Cada hombre y cada mujer tienen al menos una metáfora que expresa su vida. Una metáfora a veces menesterosa, otras deslumbrante, en ocasiones desconocida, incluso, por quien fue cifrado por ella. Una de las metáforas que expresa a Oswaldo Brito, muerto en la noche del pasado martes, se produjo en la campaña electoral en la que intentó convertirse en senador. Fue una campaña difícil y con pocos medios que Brito asumió con su feroz energía de siempre hasta que un día, en un pueblo del norte de Tenerife, le anunciaron un pinchazo terrible. Se habían dispuesto un centenar de sillas en una pequeña explanada y a la hora del mitin no se había acercado al lugar absolutamente nadie. Nadie. Debía suspenderse el acto. Pero Brito se negó. El acto estaba convocado y hablaría, y se dirigió a la pequeña tarima y frente a un micrófono de chichinabo pidió el voto para el nacionalismo de CC durante cinco minutos sin dudas, sin titubeos, sin desfallecimiento. Su discurso sumó a un curioso que andaba por ahí y que incluso soltó tres o cuatro aplausos al final. Luego cayó una ligera y fugaz llovizna y la campaña electoral continuó.
Es una metáfora perfecta de una voluntad indomable y también de un fracaso cuajado de éxitos, inteligencia y brillantez. A finales de los años setenta se esperaba todo de Oswaldo Brito cuya energía, valor cívico, formación intelectual y capacidad parecían ilimitadas. Ni los socialdemócratas ni los comunistas tenían a nadie con semejante potencial. Como muchos otros pasó del obrerismo católico en la adolescencia al marxismo –algo catecuménico — y al nacionalismo – más sentimental que teorizado — y fue un dirigente sindical bregado en el tardofranquismo en la industria tabaquera, en los transportes y en la estiba portuaria. Detenciones, amenazas, multas, algunas hostias grises. Hijo de un magnífico maestro de escuela tenía tiempo de licenciarse y luego doctorarse en Historia con una ambiciosa y desigual tesis titulada Historia del movimiento obrero canario, que publicada en 1980 se convirtió en un libro de referencia durante un cuarto de siglo.
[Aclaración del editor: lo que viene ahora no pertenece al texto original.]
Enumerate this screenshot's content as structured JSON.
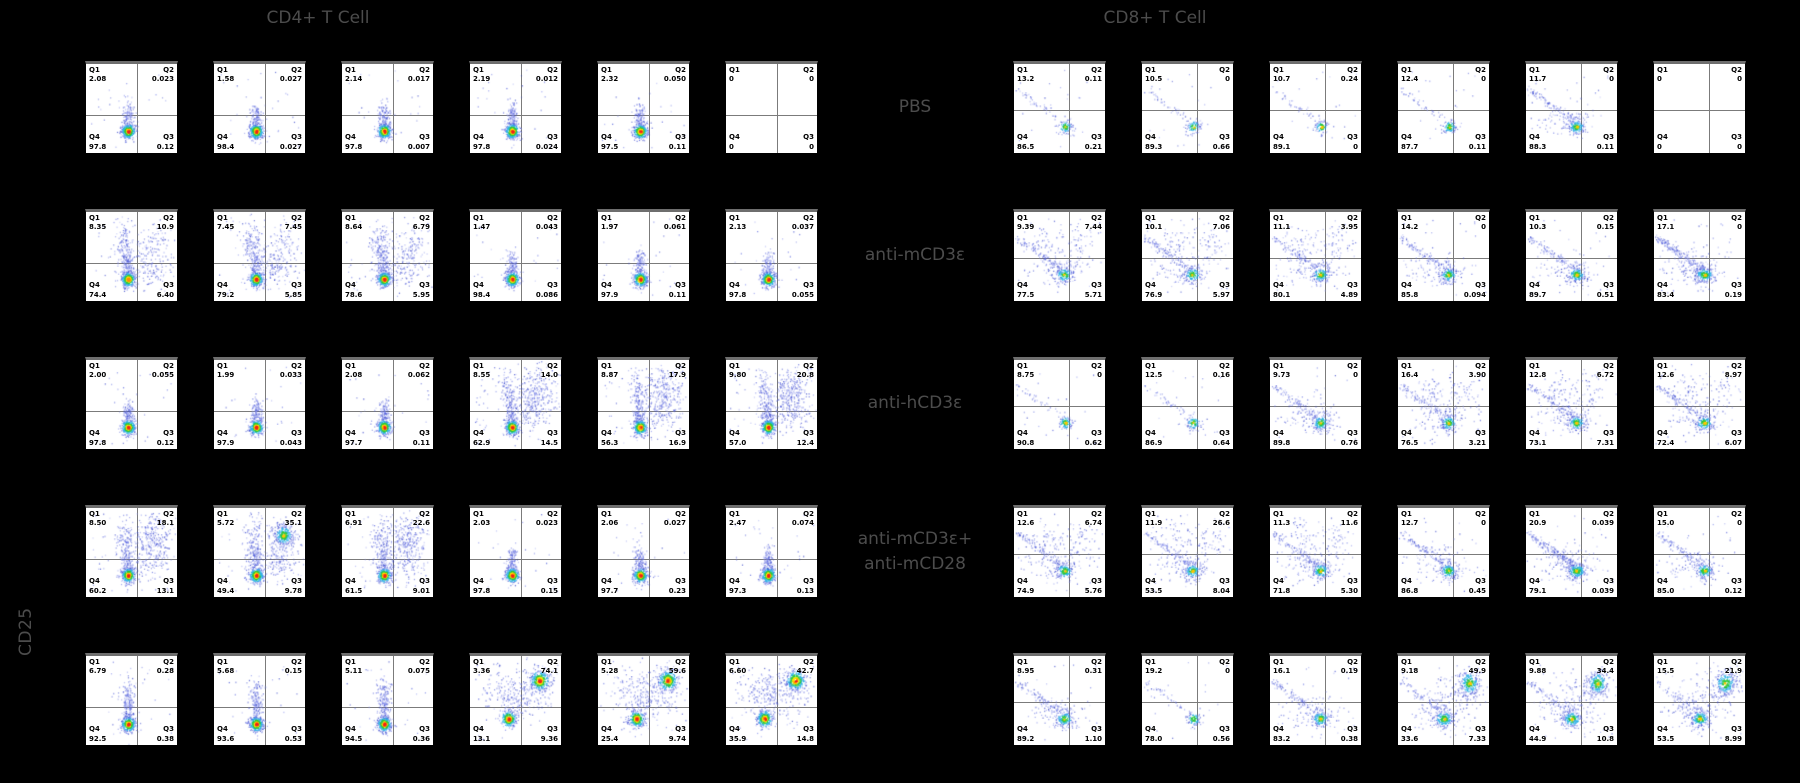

Antes de los 30 años era profesor no numerario de la Universidad de La Laguna, enardecía con sus discursos en la Unión del Pueblo Canario, organizaba manifas y concentraciones y cofundaba el Colectivo Jusocan – abogados, profesores, peritos – para el asesoramiento en los conflictos laborales –que nadie recuerda ya — durante los prolongados estertores de la dictadura. De la UPC al liderazgo de la Confederación Autónoma Nacionalista Canaria y de la COAC – autogestionaria y autodeterminista — a la Izquierda Nacionalista Canaria, que se coaligó con Asamblea Canaria para presentarse a las elecciones autonómicas de 1987. Sacaron dos diputados: Pedro Lezcano por Gran Canaria y Oswaldo Brito por Tenerife.
Fue el momento de plenitud de la vida política de Brito, tal vez el mejor orador que ha visto la Cámara regional. En sus intervenciones más afortunadas tocaba todos los palos: la capacidad analítica, la ironía afilada, el control del ritmo discursivo, la improvisación ingeniosa, el adjetivo preciso, el latigazo inesperado. Pero cuando llegó el momento decisivo estaba solo. Es la soledad de Oswaldo Brito, sin un partido sólido detrás, sin alianzas pragmáticas y víctima de una inteligencia demasiado evidente y ambiciosa lo que explica su papel crecientemente marginal en AIC y en Coalición Canaria, donde llegó con la convicción de que representaba el único nacionalismo posible. José Carlos Mauricio y Oswaldo Brito nunca se soportaron (Brito representaba para el excomunista lo que jamás consiguió ser: un intelectual y un ideólogo) y muy pronto Ican fue Mauricio y el historiador se quedó fuera. La Universidad terminó por aburrirle: renunció a conseguir una cátedra y su último libro relevante, Argenta de Franquis, una mujer de negocios, lo publicó en 1991. Uno de los políticos más dotados de su generación se exilió de la política sin haber ejercido ni como director general. Por fin había decidido desconvocar el mitin.